Almost a year ago, city councilor Bruce Tobey tried to get a motion through the Gloucester City Council that would have instructed the city to pursue the removal of the city-owned I-4,C-2 parcel from the state’s Designated Port Area.
The result last December, at least from Tobey’s standpoint, was not pretty. The council delivered an electoral haymaker, voting 8-1 to quash his motion.
But Tobey and those seeking relief from the DPA’s constraints received at least a shred of redemption Tuesday night when much of the council reversed field on the issue, voting 5-4 to approve his motion to file a home rule petition with the Massachusetts Legislature to cherry-pick the undeveloped I-4,C-2 site on Rogers Street out of the city DPA.
“This one I think I can support,” said councilor-at-large Robert Whynott. “It’s time. We need to say, ‘OK, we’ve tried and now it’s time to try something different’.”

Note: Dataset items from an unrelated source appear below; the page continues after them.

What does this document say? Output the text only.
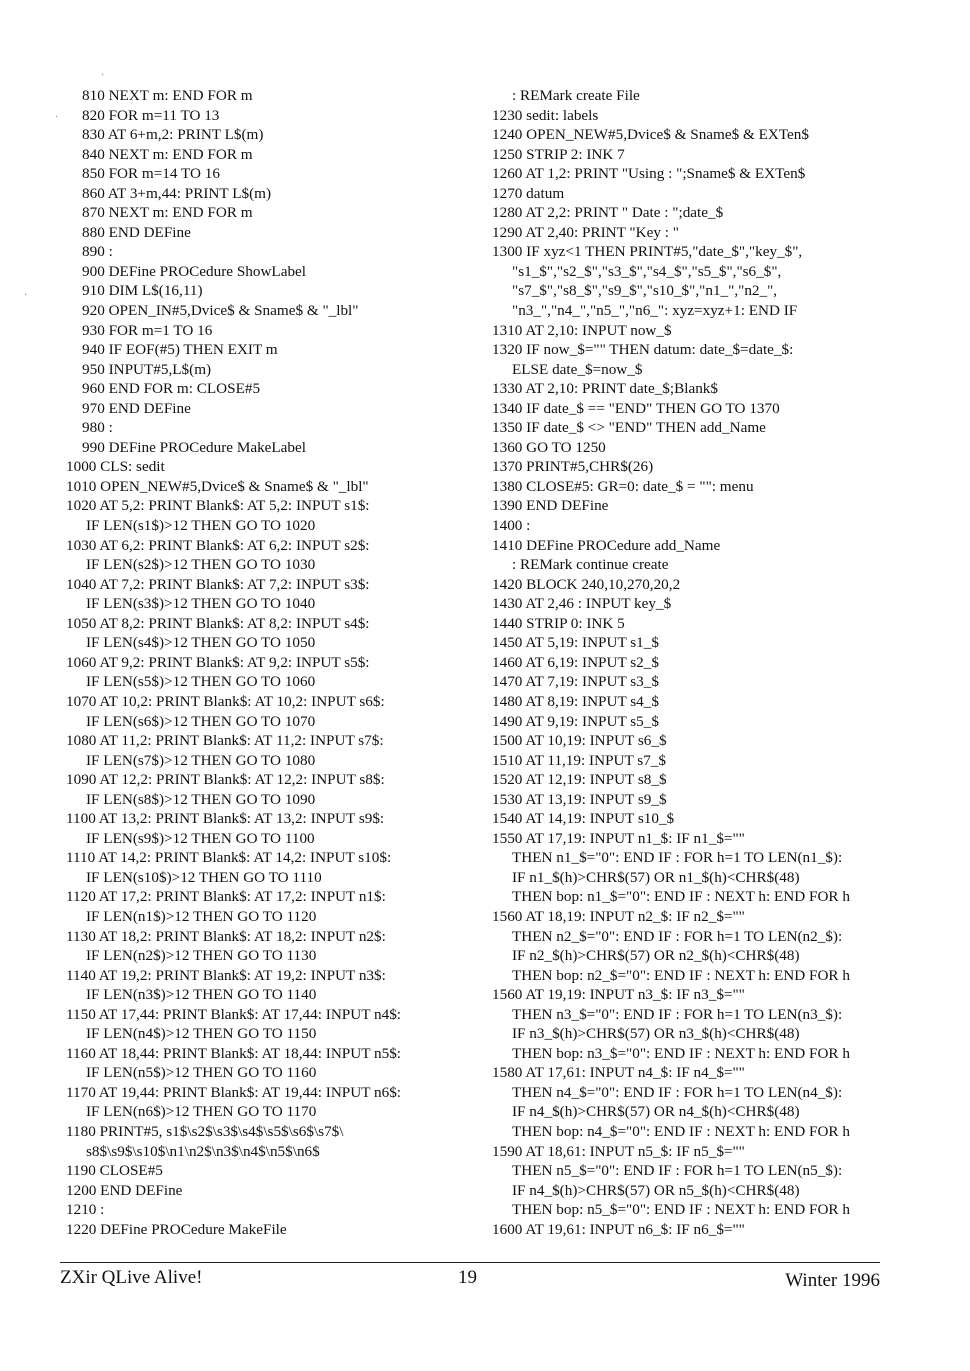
·
·
·
810 NEXT m: END FOR m
820 FOR m=11 TO 13
830 AT 6+m,2: PRINT L$(m)
840 NEXT m: END FOR m
850 FOR m=14 TO 16
860 AT 3+m,44: PRINT L$(m)
870 NEXT m: END FOR m
880 END DEFine
890 :
900 DEFine PROCedure ShowLabel
910 DIM L$(16,11)
920 OPEN_IN#5,Dvice$ & Sname$ & "_lbl"
930 FOR m=1 TO 16
940 IF EOF(#5) THEN EXIT m
950 INPUT#5,L$(m)
960 END FOR m: CLOSE#5
970 END DEFine
980 :
990 DEFine PROCedure MakeLabel
1000 CLS: sedit
1010 OPEN_NEW#5,Dvice$ & Sname$ & "_lbl"
1020 AT 5,2: PRINT Blank$: AT 5,2: INPUT s1$:
IF LEN(s1$)>12 THEN GO TO 1020
1030 AT 6,2: PRINT Blank$: AT 6,2: INPUT s2$:
IF LEN(s2$)>12 THEN GO TO 1030
1040 AT 7,2: PRINT Blank$: AT 7,2: INPUT s3$:
IF LEN(s3$)>12 THEN GO TO 1040
1050 AT 8,2: PRINT Blank$: AT 8,2: INPUT s4$:
IF LEN(s4$)>12 THEN GO TO 1050
1060 AT 9,2: PRINT Blank$: AT 9,2: INPUT s5$:
IF LEN(s5$)>12 THEN GO TO 1060
1070 AT 10,2: PRINT Blank$: AT 10,2: INPUT s6$:
IF LEN(s6$)>12 THEN GO TO 1070
1080 AT 11,2: PRINT Blank$: AT 11,2: INPUT s7$:
IF LEN(s7$)>12 THEN GO TO 1080
1090 AT 12,2: PRINT Blank$: AT 12,2: INPUT s8$:
IF LEN(s8$)>12 THEN GO TO 1090
1100 AT 13,2: PRINT Blank$: AT 13,2: INPUT s9$:
IF LEN(s9$)>12 THEN GO TO 1100
1110 AT 14,2: PRINT Blank$: AT 14,2: INPUT s10$:
IF LEN(s10$)>12 THEN GO TO 1110
1120 AT 17,2: PRINT Blank$: AT 17,2: INPUT n1$:
IF LEN(n1$)>12 THEN GO TO 1120
1130 AT 18,2: PRINT Blank$: AT 18,2: INPUT n2$:
IF LEN(n2$)>12 THEN GO TO 1130
1140 AT 19,2: PRINT Blank$: AT 19,2: INPUT n3$:
IF LEN(n3$)>12 THEN GO TO 1140
1150 AT 17,44: PRINT Blank$: AT 17,44: INPUT n4$:
IF LEN(n4$)>12 THEN GO TO 1150
1160 AT 18,44: PRINT Blank$: AT 18,44: INPUT n5$:
IF LEN(n5$)>12 THEN GO TO 1160
1170 AT 19,44: PRINT Blank$: AT 19,44: INPUT n6$:
IF LEN(n6$)>12 THEN GO TO 1170
1180 PRINT#5, s1$\s2$\s3$\s4$\s5$\s6$\s7$\
s8$\s9$\s10$\n1\n2$\n3$\n4$\n5$\n6$
1190 CLOSE#5
1200 END DEFine
1210 :
1220 DEFine PROCedure MakeFile
: REMark create File
1230 sedit: labels
1240 OPEN_NEW#5,Dvice$ & Sname$ & EXTen$
1250 STRIP 2: INK 7
1260 AT 1,2: PRINT "Using : ";Sname$ & EXTen$
1270 datum
1280 AT 2,2: PRINT " Date : ";date_$
1290 AT 2,40: PRINT "Key : "
1300 IF xyz<1 THEN PRINT#5,"date_$","key_$",
"s1_$","s2_$","s3_$","s4_$","s5_$","s6_$",
"s7_$","s8_$","s9_$","s10_$","n1_","n2_",
"n3_","n4_","n5_","n6_": xyz=xyz+1: END IF
1310 AT 2,10: INPUT now_$
1320 IF now_$="" THEN datum: date_$=date_$:
ELSE date_$=now_$
1330 AT 2,10: PRINT date_$;Blank$
1340 IF date_$ == "END" THEN GO TO 1370
1350 IF date_$ <> "END" THEN add_Name
1360 GO TO 1250
1370 PRINT#5,CHR$(26)
1380 CLOSE#5: GR=0: date_$ = "": menu
1390 END DEFine
1400 :
1410 DEFine PROCedure add_Name
: REMark continue create
1420 BLOCK 240,10,270,20,2
1430 AT 2,46 : INPUT key_$
1440 STRIP 0: INK 5
1450 AT 5,19: INPUT s1_$
1460 AT 6,19: INPUT s2_$
1470 AT 7,19: INPUT s3_$
1480 AT 8,19: INPUT s4_$
1490 AT 9,19: INPUT s5_$
1500 AT 10,19: INPUT s6_$
1510 AT 11,19: INPUT s7_$
1520 AT 12,19: INPUT s8_$
1530 AT 13,19: INPUT s9_$
1540 AT 14,19: INPUT s10_$
1550 AT 17,19: INPUT n1_$: IF n1_$=""
THEN n1_$="0": END IF : FOR h=1 TO LEN(n1_$):
IF n1_$(h)>CHR$(57) OR n1_$(h)<CHR$(48)
THEN bop: n1_$="0": END IF : NEXT h: END FOR h
1560 AT 18,19: INPUT n2_$: IF n2_$=""
THEN n2_$="0": END IF : FOR h=1 TO LEN(n2_$):
IF n2_$(h)>CHR$(57) OR n2_$(h)<CHR$(48)
THEN bop: n2_$="0": END IF : NEXT h: END FOR h
1560 AT 19,19: INPUT n3_$: IF n3_$=""
THEN n3_$="0": END IF : FOR h=1 TO LEN(n3_$):
IF n3_$(h)>CHR$(57) OR n3_$(h)<CHR$(48)
THEN bop: n3_$="0": END IF : NEXT h: END FOR h
1580 AT 17,61: INPUT n4_$: IF n4_$=""
THEN n4_$="0": END IF : FOR h=1 TO LEN(n4_$):
IF n4_$(h)>CHR$(57) OR n4_$(h)<CHR$(48)
THEN bop: n4_$="0": END IF : NEXT h: END FOR h
1590 AT 18,61: INPUT n5_$: IF n5_$=""
THEN n5_$="0": END IF : FOR h=1 TO LEN(n5_$):
IF n4_$(h)>CHR$(57) OR n5_$(h)<CHR$(48)
THEN bop: n5_$="0": END IF : NEXT h: END FOR h
1600 AT 19,61: INPUT n6_$: IF n6_$=""
ZXir QLive Alive!	19	Winter 1996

The 5-4 vote, while indicating a shifting allegiance from the DPA and mounting frustration among some councilors with the constraints on development that have handcuffed the city since buying the site in June 2010 for $1.5 million, still leaves the removal of I-4, C-2 a steep longshot.
First, it needs the signature of Mayor Carolyn Kirk, who said Wednesday she has not made up her mind whether to sign the measure.
“I haven’t come to any conclusions,” Kirk said. “My inclination is we need more consensus and I intend to see where we can find more common ground.”
That common ground on how to proceed with I-4,C-2, she said, might better exist within the context of ongoing deliberations of the Harbor Plan Committee and the DPA boundary review currently being conducted by the city and the Coastal Zone Management state agency.
“There are a lot of moving parts to this right now,” Kirk said.
State Senate Minority Leader Bruce Tarr said Wednesday he would feel obligated to file the requisite legislation if Kirk signs the measure, but the narrow support of the council could have a negative impact on the bill’s passage.
“It could be problematic because it signals a divided opinion about how the city should move forward on this front,” Tarr said. “It could make passage more difficult.”
Ward 1 councilor Paul McGeary seemed to crystalize the sentiment of the opposition Tuesday night when he said pursuit of legislation to remove the city-owned parcel is premature. He also referenced the backdrop of the Harbor Plan Committee’s mandate and the DPA boundary review by the city and CZM.
“The clock is not ticking on this one,” said McGeary, who was joined in his opposition to the measure by councilors Melissa Cox, Steven LeBlanc and Sefatia Romeo Theken.
Whynott, Ciolino, Greg Verga and Council President Jackie Hardy joined Tobey in seeking the DPA pullout.